Document 52021PC0196

    MEDEDELING VAN DE COMMISSIE AAN HET EUROPEES PARLEMENT overeenkomstig artikel 294, lid 6, van het Verdrag betreffende de werking van de Europese Unie over het standpunt van de Raad over de vaststelling van een verordening van het Europees Parlement en de Raad betreffende het Europees Fonds voor aanpassing aan de globalisering voor ontslagen werknemers (EFG) en tot intrekking van Verordening (EU) nr. 1309/2013

    COM/2021/196 final

    Brussel, 20.4.2021

    COM(2021) 196 final

    2018/0202(COD)

    MEDEDELING VAN DE COMMISSIE AAN HET EUROPEES PARLEMENT

    overeenkomstig artikel 294, lid 6, van het Verdrag betreffende de werking van de Europese Unie

    over het

    standpunt van de Raad over de vaststelling van een verordening van het Europees Parlement en de Raad betreffende het Europees Fonds voor aanpassing aan de globalisering voor ontslagen werknemers (EFG) en tot intrekking van Verordening (EU) nr. 1309/2013


    2018/0202 (COD)

    MEDEDELING VAN DE COMMISSIE AAN HET EUROPEES PARLEMENT

    overeenkomstig artikel 294, lid 6, van het Verdrag betreffende de werking van de Europese Unie


    over het

    standpunt van de Raad over de vaststelling van een verordening van het Europees Parlement en de Raad betreffende het Europees Fonds voor aanpassing aan de globalisering voor ontslagen werknemers (EFG) en tot intrekking van Verordening (EU) nr. 1309/2013

    1.Chronologisch overzicht

    Indiening van het voorstel bij het Europees Parlement en de Raad (document COM(2018) 380 final — 2018/0202 (COD)) 1

    30 mei 2018

    Advies van het Europees Economisch en Sociaal Comité

    12 december 2018

    Standpunt van het Europees Parlement in eerste lezing

    16 januari 2019

    Overeenkomst in de Raad inzake een partiële algemene oriëntatie

    Trialogen

    Politiek akkoord in het Comité van permanente vertegenwoordigers

    Vaststelling van het standpunt van de Raad in eerste lezing

    15 maart 2019

    4 februari 2020

    15 oktober 2020

    27 oktober 2020

    16 december 2020

    20 januari 2021

    19 april 2021

    […].

    2.Doel van het voorstel van de Commissie

    Het Europees Fonds voor aanpassing aan de globalisering (EFG) is een speciaal instrument buiten de maxima van het meerjarig financieel kader, dat de Unie in staat zal blijven stellen op onvoorziene omstandigheden te reageren. Het EFG is een concrete uiting van de solidariteit van de EU met Europese werknemers die hun baan hebben verloren als gevolg van een aanzienlijke herstructureringen. Ontslagen werknemers krijgen hulp in de vorm van een pakket gepersonaliseerde maatregelen om hen zo snel mogelijk weer aan een duurzame baan te helpen. Het voornaamste doel van het voorstel is ervoor te zorgen dat het Europees Fonds voor aanpassing aan de globalisering (EFG) ook na 31 december 2020 operationeel blijft.
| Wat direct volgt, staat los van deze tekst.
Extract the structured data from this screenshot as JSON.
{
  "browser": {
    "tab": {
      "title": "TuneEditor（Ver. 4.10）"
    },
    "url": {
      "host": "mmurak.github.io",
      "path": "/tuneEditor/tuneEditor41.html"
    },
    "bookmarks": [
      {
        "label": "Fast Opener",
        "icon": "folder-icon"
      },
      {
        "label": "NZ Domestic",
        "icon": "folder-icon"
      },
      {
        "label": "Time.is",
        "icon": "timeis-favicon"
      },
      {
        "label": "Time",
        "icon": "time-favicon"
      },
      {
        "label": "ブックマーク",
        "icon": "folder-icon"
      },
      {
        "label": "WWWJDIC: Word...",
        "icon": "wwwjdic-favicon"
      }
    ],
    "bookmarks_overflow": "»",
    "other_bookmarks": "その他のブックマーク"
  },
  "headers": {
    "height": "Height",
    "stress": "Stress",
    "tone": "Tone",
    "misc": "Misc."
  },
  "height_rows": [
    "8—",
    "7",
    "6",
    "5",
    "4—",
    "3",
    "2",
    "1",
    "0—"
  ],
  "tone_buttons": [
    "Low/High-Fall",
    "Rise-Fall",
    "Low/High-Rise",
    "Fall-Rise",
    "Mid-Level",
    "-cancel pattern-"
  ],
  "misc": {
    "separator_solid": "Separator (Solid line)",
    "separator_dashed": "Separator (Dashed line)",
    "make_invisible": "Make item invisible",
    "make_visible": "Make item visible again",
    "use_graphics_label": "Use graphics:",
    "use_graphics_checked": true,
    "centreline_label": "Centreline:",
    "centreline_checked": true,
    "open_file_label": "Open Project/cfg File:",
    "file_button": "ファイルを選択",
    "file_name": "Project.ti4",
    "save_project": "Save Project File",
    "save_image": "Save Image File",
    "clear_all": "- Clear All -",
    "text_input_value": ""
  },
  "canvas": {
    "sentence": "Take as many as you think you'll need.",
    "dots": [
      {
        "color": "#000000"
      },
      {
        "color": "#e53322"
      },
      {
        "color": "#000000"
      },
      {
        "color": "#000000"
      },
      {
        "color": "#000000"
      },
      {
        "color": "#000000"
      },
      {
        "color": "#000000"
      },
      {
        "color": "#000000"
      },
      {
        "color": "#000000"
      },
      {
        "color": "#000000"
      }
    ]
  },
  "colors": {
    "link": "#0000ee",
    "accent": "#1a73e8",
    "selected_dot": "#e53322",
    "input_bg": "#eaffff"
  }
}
    De Commissie heeft de volgende belangrijke vernieuwingen voorgesteld om het fonds doeltreffender en responsiever te maken:

    een ruimer toepassingsgebied: om het fonds in staat te stellen flexibeler te reageren op economische ontwikkelingen (bijvoorbeeld automatisering, digitalisering of de transitie naar een koolstofarme economie) wordt het toepassingsgebied verruimd; daarom moet niet de oorzaak van de herstructureringen, maar het verwachte effect ervan aanleiding geven tot de beschikbaarstelling van middelen uit het fonds;

    een lagere drempel: 250 in plaats van 500 ontslagen volstaan om een aanvraag in te dienen;

    meer gedetailleerde monitoringgegevens, met name over de categorie werknemers (beroeps- en opleidingsachtergrond), hun arbeidssituatie en het soort werk dat ze gevonden hebben; kwalitatieve gegevensverzameling met behulp van een enquête onder de begunstigden;

    verspreiding van digitale vaardigheden als verplicht onderdeel van het maatregelenpakket voor ontslagen werknemers;

    een vereenvoudigde en snellere procedure om middelen beschikbaar te stellen — slechts één handeling (een verzoek tot begrotingsoverschrijving) volstaat. Er zou niet langer een voorstel van de Commissie inzake de beschikbaarstelling van middelen nodig zijn, aangezien de aanvragen gebaseerd zouden zijn op het aantal ontslagen binnen een vastgestelde referentieperiode als enig criterium voor steunverlening;

    een medefinancieringspercentage dat op het hoogste ESF+-medefinancieringspercentage van de betrokken lidstaat is afgestemd om concurrentie tussen fondsen te voorkomen.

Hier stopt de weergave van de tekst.